When the infrastructure that supports complex research projects is not maximized, it creates inefficiencies in the administrative tasks that consume much of researchers’ time, making projects more expensive and time consuming. Less-than-optimal technology means that researchers may not have the most cutting-edge tools at their disposal when it comes to collecting and analyzing data and performing compute-intensive experiments.

By contrast, state-of-the-art technology solutions increase opportunities for collaboration with experts around the world and maximize efficiency through cloud-based platforms and services.

The Security Imperative in Protecting Assets

A more strategic approach to research computing — customized to the unique needs of research environments — is important to ensure that researchers can protect proprietary and confidential assets. Research universities possess extensive amounts of such data, both their own and that which they handle on behalf of government agencies and private companies.

At the same time, to accommodate the information sharing that many projects require, institutions often maintain greater openness in their IT environments compared with private businesses.
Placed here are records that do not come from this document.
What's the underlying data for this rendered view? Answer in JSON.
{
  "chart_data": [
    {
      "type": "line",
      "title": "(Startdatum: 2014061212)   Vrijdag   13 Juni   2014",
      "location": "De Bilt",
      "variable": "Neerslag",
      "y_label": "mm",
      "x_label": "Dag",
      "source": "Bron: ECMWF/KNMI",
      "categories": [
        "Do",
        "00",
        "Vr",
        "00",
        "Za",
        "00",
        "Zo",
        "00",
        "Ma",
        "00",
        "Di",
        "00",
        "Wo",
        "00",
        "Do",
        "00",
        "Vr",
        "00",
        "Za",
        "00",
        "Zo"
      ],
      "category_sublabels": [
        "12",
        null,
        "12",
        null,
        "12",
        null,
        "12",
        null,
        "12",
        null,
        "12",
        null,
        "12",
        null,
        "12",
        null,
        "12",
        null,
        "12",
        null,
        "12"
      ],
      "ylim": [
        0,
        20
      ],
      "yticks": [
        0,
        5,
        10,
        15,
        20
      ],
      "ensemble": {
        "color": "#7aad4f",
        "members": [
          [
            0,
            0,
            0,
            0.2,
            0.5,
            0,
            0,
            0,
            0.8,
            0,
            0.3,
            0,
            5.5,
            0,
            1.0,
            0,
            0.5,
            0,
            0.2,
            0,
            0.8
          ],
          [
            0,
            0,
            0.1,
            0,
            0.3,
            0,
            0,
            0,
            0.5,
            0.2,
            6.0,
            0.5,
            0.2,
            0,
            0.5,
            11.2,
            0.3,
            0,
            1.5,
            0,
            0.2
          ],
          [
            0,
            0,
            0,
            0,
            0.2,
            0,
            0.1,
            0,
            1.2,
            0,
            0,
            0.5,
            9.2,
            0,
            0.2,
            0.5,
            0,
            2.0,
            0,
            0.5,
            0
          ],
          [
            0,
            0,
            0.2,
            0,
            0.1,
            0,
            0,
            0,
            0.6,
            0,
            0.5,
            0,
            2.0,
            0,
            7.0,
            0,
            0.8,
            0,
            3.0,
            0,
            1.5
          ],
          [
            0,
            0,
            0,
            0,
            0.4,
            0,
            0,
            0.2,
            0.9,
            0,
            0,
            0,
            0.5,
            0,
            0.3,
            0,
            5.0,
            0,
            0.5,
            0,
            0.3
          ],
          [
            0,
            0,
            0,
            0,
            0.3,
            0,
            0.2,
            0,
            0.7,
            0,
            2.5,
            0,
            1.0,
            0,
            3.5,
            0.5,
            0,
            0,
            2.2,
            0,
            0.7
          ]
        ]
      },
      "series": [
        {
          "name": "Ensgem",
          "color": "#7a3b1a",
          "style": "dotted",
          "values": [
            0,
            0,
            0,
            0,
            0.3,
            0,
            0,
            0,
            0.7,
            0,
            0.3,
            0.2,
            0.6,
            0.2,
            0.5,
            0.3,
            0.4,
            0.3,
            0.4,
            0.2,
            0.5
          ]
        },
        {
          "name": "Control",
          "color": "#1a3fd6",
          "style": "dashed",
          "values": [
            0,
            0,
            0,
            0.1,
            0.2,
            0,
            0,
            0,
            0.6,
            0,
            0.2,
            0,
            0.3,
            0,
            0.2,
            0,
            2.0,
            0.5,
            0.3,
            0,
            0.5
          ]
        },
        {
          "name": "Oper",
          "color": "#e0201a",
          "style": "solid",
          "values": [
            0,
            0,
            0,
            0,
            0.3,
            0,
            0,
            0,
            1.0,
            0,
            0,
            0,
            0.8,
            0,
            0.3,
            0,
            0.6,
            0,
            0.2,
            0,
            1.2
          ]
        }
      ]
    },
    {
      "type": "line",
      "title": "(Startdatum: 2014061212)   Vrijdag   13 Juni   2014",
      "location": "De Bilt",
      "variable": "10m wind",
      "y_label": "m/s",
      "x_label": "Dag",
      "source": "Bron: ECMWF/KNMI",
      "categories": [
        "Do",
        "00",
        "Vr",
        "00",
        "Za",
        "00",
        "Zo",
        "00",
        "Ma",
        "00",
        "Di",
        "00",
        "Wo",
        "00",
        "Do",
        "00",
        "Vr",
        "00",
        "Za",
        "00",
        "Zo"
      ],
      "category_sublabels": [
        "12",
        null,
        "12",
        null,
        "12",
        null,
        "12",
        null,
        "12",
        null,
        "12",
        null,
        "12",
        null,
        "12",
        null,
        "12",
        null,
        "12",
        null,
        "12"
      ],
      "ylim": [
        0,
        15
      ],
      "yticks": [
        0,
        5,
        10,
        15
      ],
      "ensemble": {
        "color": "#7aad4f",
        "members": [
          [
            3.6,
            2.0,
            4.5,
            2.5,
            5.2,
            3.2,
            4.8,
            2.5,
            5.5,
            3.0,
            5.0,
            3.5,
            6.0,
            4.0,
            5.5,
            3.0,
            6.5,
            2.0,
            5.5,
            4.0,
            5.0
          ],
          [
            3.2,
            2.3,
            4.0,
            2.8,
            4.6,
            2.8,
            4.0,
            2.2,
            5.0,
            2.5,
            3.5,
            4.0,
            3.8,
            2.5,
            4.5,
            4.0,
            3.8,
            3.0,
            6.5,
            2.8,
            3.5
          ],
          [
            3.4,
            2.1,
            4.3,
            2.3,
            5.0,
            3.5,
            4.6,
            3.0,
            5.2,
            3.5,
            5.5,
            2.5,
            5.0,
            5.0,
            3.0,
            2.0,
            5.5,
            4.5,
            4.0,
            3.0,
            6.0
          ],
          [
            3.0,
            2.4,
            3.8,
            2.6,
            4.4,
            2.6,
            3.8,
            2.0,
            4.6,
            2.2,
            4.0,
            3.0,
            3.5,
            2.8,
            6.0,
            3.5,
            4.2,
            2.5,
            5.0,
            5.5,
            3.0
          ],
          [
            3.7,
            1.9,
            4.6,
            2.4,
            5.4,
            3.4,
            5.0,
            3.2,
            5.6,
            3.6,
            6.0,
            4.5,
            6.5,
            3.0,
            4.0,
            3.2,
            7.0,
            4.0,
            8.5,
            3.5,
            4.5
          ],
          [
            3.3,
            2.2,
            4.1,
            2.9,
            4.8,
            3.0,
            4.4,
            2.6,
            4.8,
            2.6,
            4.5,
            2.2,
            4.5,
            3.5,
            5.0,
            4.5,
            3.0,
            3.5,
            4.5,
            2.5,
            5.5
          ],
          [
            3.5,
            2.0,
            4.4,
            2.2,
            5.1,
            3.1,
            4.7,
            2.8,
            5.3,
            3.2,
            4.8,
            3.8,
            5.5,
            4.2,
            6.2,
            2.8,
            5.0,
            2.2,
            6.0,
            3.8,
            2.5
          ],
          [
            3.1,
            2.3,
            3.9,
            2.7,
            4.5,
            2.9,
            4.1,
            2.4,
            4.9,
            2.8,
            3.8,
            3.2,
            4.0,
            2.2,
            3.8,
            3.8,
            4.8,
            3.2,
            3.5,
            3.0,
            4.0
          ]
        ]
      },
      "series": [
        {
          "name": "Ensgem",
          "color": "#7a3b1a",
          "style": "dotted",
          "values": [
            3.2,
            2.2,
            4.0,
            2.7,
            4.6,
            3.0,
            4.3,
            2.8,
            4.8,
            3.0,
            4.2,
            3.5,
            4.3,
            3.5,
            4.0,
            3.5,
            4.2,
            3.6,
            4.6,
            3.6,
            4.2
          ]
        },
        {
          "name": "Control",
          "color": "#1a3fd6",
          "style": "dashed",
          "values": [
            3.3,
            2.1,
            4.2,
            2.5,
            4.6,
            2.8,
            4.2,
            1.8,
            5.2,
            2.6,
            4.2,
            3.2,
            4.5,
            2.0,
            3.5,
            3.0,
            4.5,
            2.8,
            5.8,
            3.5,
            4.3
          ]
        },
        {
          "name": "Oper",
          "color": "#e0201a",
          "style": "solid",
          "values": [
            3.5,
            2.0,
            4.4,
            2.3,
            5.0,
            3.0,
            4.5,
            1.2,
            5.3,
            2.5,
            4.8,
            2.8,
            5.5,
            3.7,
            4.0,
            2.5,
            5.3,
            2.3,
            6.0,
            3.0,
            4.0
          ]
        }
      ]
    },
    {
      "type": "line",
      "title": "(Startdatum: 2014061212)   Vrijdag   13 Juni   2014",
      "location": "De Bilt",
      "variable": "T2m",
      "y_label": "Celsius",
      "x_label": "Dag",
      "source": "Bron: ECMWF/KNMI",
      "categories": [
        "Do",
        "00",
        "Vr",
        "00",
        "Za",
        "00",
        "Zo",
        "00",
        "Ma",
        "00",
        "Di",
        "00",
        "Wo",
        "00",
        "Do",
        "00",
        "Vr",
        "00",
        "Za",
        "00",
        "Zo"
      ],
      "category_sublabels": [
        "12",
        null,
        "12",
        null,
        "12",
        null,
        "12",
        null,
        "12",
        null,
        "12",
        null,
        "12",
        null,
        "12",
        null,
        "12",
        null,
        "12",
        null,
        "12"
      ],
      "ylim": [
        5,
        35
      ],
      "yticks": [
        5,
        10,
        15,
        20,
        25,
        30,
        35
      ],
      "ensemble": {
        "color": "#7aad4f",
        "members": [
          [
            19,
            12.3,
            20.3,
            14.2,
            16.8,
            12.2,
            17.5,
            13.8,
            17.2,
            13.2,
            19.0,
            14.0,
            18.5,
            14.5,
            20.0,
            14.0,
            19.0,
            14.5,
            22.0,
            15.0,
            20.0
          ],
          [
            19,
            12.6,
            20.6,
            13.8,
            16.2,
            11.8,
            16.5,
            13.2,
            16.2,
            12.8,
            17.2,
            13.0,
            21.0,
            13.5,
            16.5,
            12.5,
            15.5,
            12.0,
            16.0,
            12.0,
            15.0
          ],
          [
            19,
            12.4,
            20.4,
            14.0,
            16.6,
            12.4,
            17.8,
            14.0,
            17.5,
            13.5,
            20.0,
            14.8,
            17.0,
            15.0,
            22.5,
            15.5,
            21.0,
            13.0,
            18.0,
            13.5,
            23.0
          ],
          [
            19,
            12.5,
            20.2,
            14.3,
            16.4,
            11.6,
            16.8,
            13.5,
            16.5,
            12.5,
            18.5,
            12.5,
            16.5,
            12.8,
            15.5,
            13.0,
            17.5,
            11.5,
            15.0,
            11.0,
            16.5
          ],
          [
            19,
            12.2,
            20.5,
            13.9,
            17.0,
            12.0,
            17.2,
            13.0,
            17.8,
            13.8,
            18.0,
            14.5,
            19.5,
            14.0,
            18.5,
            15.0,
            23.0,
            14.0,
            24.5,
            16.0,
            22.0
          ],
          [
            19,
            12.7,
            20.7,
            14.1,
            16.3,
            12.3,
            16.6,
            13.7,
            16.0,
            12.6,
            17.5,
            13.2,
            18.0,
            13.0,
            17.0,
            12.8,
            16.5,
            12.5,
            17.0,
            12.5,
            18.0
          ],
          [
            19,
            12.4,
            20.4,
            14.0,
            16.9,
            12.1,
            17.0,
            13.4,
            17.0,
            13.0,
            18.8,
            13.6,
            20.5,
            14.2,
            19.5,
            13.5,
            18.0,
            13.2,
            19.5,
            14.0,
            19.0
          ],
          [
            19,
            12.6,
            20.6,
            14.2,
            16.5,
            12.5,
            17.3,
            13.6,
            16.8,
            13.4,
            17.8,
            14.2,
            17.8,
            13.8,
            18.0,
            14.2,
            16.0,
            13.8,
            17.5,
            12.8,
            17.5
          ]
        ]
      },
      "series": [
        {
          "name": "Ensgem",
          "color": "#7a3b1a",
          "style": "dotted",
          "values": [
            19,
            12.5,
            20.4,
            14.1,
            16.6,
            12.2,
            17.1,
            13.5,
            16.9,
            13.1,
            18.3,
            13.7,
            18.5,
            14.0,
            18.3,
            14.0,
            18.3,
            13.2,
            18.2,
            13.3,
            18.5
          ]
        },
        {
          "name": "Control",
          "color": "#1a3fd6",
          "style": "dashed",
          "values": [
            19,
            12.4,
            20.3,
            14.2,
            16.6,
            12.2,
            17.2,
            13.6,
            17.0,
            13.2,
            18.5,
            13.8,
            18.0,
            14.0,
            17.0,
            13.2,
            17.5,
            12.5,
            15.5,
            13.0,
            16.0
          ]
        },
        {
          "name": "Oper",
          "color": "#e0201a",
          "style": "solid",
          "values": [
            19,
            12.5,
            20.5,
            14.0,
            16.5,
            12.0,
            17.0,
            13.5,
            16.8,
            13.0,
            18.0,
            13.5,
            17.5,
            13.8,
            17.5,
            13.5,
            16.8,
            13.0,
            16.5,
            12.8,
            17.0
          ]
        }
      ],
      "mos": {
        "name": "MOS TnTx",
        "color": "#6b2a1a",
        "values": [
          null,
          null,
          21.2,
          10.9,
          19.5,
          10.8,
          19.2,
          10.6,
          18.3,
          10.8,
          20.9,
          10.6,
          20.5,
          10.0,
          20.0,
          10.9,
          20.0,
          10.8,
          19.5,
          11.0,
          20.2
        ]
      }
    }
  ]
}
Together, these factors make institutions an attractive target for malicious intruders — a critical concern in an era of rising cybercrime in higher education.

When research programs are too disconnected from IT departments, or when they lack a guiding technology strategy, they run the risk of becoming more vulnerable to attacks. This is important not only to protect data, but also to keep institutions competitive: Increasingly, federal research funding is tied to more stringent cybersecurity guidelines, such as the Federal Information Security Management Act.

Improved Infrastructure Creates Benefits Across the Board

At many institutions, research is closely integrated with teaching and learning, in both formalized curricula and assistantships outside the classroom. Undergraduate and graduate students often support research teams to gain hands-on practice in their disciplines, take advantage of unique learning opportunities and develop real-world skills for the workplace. These benefits, coupled with the extensive use of research assistants in higher education, mean that improving technology infrastructure can also have a dramatic effect on teaching and learning outcomes.

Institutions have many reasons to take a fresh look at research computing, and all of them make a compelling case. Researchers also have at their disposal some of the best minds in the world, not to mention those billions of dollars in research funding. Just imagine the great work they could accomplish with even better IT infrastructure.